Securing the connection using TLS

  1. Run certbot, a tool that automatizes most of the configuration work related with requesting, installing and managing the TLS certificate:
    certbot --nginx
  2. Answer the prompts that display on the screen to request a valid Let’s Encrypt TLS certificate:
    Saving debug log to /var/log/letsencrypt/letsencrypt.log
    Plugins selected: Authenticator nginx, Installer nginx

    Which names would you like to activate HTTPS for?
    - - - - - - - - - - - - - - - - - - - - - - - - - - - - - - - - - - - - - - - -
    1: penpot.mydomain.eu
    - - - - - - - - - - - - - - - - - - - - - - - - - - - - - - - - - - - - - - - -
    Select the appropriate numbers separated by commas and/or spaces, or leave input
    blank to select all options shown (Enter 'c' to cancel): 1
    Obtaining a new certificate
    Performing the following challenges:
    http-01 challenge for your.domain.com
    Waiting for verification...
    Cleaning up challenges
    Deploying Certificate to VirtualHost /etc/nginx/sites-enabled/reverse-proxy.conf

    Please choose whether or not to redirect HTTP traffic to HTTPS, removing HTTP access.
    - - - - - - - - - - - - - - - - - - - - - - - - - - - - - - - - - - - - - - - -
    1: No redirect - Make no further changes to the webserver configuration.
    2: Redirect - Make all requests redirect to secure HTTPS access.
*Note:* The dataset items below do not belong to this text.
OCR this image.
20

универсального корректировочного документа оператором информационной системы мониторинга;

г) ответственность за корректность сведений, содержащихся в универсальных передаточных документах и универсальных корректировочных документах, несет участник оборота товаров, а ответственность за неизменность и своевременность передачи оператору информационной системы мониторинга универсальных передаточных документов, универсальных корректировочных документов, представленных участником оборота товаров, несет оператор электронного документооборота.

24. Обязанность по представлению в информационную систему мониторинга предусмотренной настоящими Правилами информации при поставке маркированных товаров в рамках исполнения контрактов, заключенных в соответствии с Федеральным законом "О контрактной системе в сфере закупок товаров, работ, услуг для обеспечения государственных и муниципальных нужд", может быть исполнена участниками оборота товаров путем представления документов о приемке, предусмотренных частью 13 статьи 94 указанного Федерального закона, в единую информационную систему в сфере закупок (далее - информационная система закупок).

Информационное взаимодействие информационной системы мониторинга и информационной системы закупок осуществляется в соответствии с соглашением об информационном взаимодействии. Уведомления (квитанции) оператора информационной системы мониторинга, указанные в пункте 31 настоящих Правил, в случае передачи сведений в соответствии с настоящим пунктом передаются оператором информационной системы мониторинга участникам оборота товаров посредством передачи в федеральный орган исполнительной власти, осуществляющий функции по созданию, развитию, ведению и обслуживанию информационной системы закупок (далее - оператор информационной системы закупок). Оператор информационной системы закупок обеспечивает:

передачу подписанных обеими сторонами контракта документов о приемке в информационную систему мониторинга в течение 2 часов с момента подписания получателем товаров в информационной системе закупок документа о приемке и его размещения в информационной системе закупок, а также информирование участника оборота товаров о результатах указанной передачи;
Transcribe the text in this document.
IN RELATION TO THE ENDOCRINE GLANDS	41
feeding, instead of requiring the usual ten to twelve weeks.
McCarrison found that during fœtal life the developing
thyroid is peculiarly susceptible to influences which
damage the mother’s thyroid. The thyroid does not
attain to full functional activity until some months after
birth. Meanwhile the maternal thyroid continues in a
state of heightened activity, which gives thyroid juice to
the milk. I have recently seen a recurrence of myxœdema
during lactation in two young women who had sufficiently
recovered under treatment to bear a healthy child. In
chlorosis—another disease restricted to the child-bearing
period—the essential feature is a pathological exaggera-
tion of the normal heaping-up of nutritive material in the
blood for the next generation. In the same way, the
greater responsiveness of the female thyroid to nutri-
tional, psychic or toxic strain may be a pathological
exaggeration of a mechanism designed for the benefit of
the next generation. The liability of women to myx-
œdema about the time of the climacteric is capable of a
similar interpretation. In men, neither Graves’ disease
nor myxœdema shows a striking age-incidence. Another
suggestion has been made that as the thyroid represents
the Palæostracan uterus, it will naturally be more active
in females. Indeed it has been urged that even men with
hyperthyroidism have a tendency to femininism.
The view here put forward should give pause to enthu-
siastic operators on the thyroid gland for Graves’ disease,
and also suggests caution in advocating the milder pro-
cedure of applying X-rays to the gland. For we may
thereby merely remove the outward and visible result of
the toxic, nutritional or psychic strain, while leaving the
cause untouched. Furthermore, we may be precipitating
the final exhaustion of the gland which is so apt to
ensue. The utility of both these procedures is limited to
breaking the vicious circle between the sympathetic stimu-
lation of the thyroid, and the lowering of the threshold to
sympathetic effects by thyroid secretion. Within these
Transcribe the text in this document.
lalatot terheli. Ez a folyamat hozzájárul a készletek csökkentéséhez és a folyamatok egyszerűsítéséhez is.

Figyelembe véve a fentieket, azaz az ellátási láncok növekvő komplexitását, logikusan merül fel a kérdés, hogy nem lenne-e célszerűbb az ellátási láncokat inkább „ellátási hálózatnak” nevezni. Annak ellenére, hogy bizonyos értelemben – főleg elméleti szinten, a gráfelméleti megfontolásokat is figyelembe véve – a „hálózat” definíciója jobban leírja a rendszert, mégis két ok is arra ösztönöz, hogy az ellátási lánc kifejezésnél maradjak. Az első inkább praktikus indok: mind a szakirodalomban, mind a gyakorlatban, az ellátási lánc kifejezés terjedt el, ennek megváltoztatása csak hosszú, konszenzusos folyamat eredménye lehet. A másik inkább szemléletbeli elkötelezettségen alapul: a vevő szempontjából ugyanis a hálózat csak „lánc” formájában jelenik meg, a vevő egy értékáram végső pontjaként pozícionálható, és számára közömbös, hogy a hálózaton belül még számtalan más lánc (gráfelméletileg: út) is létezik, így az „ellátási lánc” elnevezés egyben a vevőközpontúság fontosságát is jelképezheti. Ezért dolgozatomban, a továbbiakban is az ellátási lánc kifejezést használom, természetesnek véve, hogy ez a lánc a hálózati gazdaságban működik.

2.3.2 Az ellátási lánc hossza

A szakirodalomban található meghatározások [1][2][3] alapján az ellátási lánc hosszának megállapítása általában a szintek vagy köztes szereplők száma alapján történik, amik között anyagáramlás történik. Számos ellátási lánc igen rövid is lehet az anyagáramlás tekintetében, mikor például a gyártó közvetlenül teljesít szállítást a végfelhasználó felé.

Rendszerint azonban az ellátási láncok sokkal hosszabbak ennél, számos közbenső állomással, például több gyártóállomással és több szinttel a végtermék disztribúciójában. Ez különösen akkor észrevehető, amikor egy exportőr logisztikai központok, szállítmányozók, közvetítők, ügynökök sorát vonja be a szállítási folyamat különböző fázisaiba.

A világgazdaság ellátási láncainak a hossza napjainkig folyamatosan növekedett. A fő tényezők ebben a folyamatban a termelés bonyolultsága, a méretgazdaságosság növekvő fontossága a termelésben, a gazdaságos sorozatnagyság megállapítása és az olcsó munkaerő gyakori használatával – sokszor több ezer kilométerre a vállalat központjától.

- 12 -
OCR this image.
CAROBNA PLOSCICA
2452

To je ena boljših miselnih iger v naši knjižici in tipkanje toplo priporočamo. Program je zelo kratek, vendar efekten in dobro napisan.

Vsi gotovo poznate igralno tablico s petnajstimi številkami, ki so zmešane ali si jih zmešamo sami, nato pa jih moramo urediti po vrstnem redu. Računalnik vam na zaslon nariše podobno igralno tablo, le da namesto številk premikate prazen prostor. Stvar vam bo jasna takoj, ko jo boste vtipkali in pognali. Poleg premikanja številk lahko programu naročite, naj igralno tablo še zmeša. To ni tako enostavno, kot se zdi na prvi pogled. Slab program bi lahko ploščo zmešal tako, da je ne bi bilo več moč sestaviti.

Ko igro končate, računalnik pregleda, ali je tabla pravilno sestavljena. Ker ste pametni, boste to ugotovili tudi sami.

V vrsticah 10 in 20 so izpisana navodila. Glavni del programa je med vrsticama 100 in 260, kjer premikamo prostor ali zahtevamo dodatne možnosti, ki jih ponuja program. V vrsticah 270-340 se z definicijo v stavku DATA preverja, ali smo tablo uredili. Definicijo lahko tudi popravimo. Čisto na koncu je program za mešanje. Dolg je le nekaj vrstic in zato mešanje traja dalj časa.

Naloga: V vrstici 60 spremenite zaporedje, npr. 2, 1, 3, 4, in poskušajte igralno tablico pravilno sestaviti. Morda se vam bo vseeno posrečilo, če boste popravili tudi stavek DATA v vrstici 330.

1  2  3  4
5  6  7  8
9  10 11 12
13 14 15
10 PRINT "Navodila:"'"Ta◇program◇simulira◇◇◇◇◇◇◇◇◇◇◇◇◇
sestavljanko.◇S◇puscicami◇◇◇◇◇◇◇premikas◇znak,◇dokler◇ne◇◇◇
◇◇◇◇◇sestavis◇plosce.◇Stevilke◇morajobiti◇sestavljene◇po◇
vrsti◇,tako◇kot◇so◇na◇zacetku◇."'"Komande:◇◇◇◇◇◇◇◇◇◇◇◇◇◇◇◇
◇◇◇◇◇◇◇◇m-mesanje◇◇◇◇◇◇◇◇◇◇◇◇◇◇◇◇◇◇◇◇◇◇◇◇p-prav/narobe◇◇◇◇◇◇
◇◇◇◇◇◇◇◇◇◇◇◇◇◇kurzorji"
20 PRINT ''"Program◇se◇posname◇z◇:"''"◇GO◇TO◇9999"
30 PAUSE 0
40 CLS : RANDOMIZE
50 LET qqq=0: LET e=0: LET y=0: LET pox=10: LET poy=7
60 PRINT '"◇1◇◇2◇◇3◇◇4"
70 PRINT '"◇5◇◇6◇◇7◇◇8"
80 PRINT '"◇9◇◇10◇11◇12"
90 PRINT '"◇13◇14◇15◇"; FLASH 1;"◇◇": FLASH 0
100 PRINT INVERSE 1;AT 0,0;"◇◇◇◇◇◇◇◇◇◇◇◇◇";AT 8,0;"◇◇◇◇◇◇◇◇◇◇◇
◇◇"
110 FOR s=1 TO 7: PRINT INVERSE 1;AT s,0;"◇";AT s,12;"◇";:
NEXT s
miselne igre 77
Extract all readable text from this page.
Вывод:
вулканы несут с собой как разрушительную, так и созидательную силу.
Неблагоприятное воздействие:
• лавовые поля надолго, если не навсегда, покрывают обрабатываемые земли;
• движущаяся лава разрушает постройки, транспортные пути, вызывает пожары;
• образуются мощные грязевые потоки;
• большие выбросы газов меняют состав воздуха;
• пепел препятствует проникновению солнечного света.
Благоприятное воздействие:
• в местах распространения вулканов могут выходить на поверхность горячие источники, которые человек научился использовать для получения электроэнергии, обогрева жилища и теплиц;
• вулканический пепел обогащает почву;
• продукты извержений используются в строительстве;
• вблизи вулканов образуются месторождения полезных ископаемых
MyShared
Choose this for
    new sites, or if you're confident your site works on HTTPS. You can undo this
    change by editing your web server's configuration.
    - - - - - - - - - - - - - - - - - - - - - - - - - - - - - - - - - - - - - - - -
    Select the appropriate number [1-2] then [enter] (press 'c' to cancel): 2
    Redirecting all traffic on port 80 to ssl in /etc/nginx/sites-enabled/reverse-proxy.conf

    - - - - - - - - - - - - - - - - - - - - - - - - - - - - - - - - - - - - - - - -
    Congratulations! You have successfully enabled https://your.domain.com

    You should test your configuration at:
    https://www.ssllabs.com/ssltest/analyze.html?d=your.domain.com
    - - - - - - - - - - - - - - - - - - - - - - - - - - - - - - - - - - - - - - - -

Running Penpot

  1. Run docker-compose to start Penpot:
    docker-compose -p penpot -f docker-compose.yaml up -d
  2. Run the following command to add a Penpot user:
    docker exec -ti penpot-penpot-backend-1 ./manage.sh create-profile
  3. Open a web browser on your local computer and point it to your Penpot domain. The login screen displays.
  4. Log in using the credentials of the previously created user. The Penpot dashboard displays. You can now start designing your assets.

Your Penpot Instance is now ready. For a more advanced configuration of additional features, refer to the official documentation.